She lifted her chin. “With you. Not him.”
Silence.
The challenge lay between them, implicit, understood.
Their gazes remained locked; neither shifted, broke the spell. The heat of the night intensified and closed about them. She could have sworn things swayed. She could feel the blood beating under her skin, at her temples.
He was only a foot away; she suddenly wanted him closer, could sense some primal tug.
So could he. He shifted fractionally nearer, then froze; his face remained in shadow, his eyes unreadable.
“If it had been Charlie who brought you here, what would you have sought to learn?”
It took a moment to form an answer; she had to moisten her lips before she could say, “You know him much better than I—what do you think, given this moment, given this setting, I might have learned?”
Time stretched; her heartbeat made it seem forever. His eyes remained locked on hers, then he shifted, closed the distance. Slowly lowered his head.
One hand rose to touch her face, long fingers tracing, then cradling, her jaw, tipping her face up.
So his lips could settle, warm and strong, on hers.
Her lids fell; her lungs seized. Her senses swam as her body came to sensual life.

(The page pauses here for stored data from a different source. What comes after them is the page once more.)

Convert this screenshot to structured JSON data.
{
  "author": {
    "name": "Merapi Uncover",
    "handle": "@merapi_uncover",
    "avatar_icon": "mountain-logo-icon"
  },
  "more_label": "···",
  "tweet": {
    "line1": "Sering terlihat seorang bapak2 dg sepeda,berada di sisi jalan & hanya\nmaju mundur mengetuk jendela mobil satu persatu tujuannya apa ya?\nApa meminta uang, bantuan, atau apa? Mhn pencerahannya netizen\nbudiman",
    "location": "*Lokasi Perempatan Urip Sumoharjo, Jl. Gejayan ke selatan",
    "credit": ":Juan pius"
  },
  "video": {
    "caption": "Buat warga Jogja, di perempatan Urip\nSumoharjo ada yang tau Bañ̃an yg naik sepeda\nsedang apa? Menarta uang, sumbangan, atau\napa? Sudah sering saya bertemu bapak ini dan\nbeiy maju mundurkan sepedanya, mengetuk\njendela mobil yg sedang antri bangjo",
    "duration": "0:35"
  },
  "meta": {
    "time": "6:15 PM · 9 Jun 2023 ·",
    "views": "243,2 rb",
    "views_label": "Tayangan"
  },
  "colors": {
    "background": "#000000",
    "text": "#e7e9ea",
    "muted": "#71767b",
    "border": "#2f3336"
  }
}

She had nothing to compare it with, that first precious kiss. No man before had dared to step this close, to take such a liberty. If any had, she’d have boxed his ears.
Simon’s lips moved on hers, warm and pliant, seeking; her fingers gripped the stone behind her, tight.
All her senses condensed until the gentle, beguiling pressure was all she knew, all she cared about. Her lips throbbed. Her head spun, and it wasn’t from the champagne.
She’d forgotten to breathe, even now didn’t care. She kissed him back, hesitant, not knowing . . .
He shifted, not away but closer yet. The fingers about her jaw firmed; the pressure of those beguiling lips increased.
She parted her own as he seemed to want her to; his tongue slid between—her knees quaked. He seemed to know—how she couldn’t guess; the caresses slowed, slowed, until each touch seemed drenched with languor, with unhurried appreciation, with simple shared pleasure. The dizzying shock of the novel intimacy faded.
The certain knowledge that she’d never been kissed before rocked Simon; the powerful urge to seize that raced through him in response shocked him to his core. He shackled it, refused to let it show—not in his lips, not through his fingers, not through the slow, mesmerizing play of his tongue.
She tasted of nectar, of warm peaches and honey. Of summer and goodness, fresh and untouched. He could have happily kissed her for hours, yet . . . he didn’t want to stop at just a kiss.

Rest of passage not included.